18. Chinese Chicken Salad
Despite its popularity in American Chinese restaurants, this crunchy salad goes back to Hong Kong's Western-influenced restaurants in the 1960s. Master chef Lee Wook Sup prepared it for expatriates seeking lighter options. When Wolfgang Puck tasted it during his travels, he brought the concept to California.
19. Egg Foo Young
This fluffy omelet was initially born in Shanghai's Cantonese restaurants in the 1800s. Called "Fu Yung Dan," it was a popular breakfast dish among British traders.
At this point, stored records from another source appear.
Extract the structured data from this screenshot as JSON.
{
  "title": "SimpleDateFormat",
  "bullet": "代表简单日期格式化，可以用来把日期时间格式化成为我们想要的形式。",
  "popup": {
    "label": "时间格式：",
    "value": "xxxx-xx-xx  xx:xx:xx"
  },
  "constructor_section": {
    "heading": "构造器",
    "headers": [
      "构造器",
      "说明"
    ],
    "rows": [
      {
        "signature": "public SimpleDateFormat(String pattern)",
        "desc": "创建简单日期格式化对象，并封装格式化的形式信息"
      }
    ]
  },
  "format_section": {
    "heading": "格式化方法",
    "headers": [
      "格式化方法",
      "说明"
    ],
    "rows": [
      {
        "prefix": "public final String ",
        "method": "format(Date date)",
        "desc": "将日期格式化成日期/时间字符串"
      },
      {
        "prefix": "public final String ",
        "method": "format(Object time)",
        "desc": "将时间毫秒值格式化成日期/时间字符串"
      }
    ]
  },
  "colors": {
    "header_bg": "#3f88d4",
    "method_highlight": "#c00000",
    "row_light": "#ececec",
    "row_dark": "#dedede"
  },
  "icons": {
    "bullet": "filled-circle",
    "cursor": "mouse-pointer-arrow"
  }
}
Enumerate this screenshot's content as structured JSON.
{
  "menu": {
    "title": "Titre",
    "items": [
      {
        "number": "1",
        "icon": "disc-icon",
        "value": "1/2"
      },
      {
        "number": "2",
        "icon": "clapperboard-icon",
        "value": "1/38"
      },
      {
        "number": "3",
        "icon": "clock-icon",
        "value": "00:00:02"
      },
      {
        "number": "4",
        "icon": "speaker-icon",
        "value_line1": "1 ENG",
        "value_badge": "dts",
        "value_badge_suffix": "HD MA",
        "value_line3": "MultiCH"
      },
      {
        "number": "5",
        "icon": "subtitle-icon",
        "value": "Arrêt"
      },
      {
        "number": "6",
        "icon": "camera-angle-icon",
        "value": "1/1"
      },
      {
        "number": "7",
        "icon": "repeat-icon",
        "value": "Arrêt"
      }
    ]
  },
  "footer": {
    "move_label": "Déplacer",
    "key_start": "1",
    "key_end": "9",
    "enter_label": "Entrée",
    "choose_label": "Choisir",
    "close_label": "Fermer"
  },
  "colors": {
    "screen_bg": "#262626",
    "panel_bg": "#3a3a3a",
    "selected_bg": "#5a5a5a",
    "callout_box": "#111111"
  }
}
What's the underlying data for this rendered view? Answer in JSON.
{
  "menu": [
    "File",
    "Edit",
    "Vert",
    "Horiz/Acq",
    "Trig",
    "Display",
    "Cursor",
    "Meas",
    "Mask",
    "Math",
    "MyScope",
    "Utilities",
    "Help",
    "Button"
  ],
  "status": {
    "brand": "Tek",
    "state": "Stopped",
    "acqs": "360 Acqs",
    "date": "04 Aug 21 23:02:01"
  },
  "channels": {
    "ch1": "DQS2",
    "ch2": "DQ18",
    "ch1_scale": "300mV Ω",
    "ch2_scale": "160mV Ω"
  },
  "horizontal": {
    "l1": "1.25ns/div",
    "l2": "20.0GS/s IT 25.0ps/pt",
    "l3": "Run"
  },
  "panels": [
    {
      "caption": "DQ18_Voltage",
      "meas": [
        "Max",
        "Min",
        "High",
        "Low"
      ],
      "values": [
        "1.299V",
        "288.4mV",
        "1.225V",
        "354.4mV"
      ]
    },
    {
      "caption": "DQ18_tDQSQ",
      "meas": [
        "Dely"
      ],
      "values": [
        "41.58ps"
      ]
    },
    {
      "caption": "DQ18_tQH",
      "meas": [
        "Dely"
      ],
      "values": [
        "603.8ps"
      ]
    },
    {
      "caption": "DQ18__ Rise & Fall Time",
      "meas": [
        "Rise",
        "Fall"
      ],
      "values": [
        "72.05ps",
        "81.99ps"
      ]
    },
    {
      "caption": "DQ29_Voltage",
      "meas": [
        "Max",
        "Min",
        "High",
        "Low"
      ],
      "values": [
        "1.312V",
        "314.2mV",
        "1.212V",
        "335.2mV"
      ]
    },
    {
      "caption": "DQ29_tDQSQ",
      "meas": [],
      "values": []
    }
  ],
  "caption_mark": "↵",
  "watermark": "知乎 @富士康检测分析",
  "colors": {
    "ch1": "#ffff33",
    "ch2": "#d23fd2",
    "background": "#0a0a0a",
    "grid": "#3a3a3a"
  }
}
Chinese railway workers brought it to America, where it grew into the gravy-topped version we know today.
20. Croissant Donuts
While the cronut craze exploded in New York, French bakers had been making "croissant frit" (fried croissants) since the 1930s. Parisian baker Ginther documented these treats in his recipe books. The modern hybrid gained fame in America, but the technique of frying laminated dough originated in French patisseries.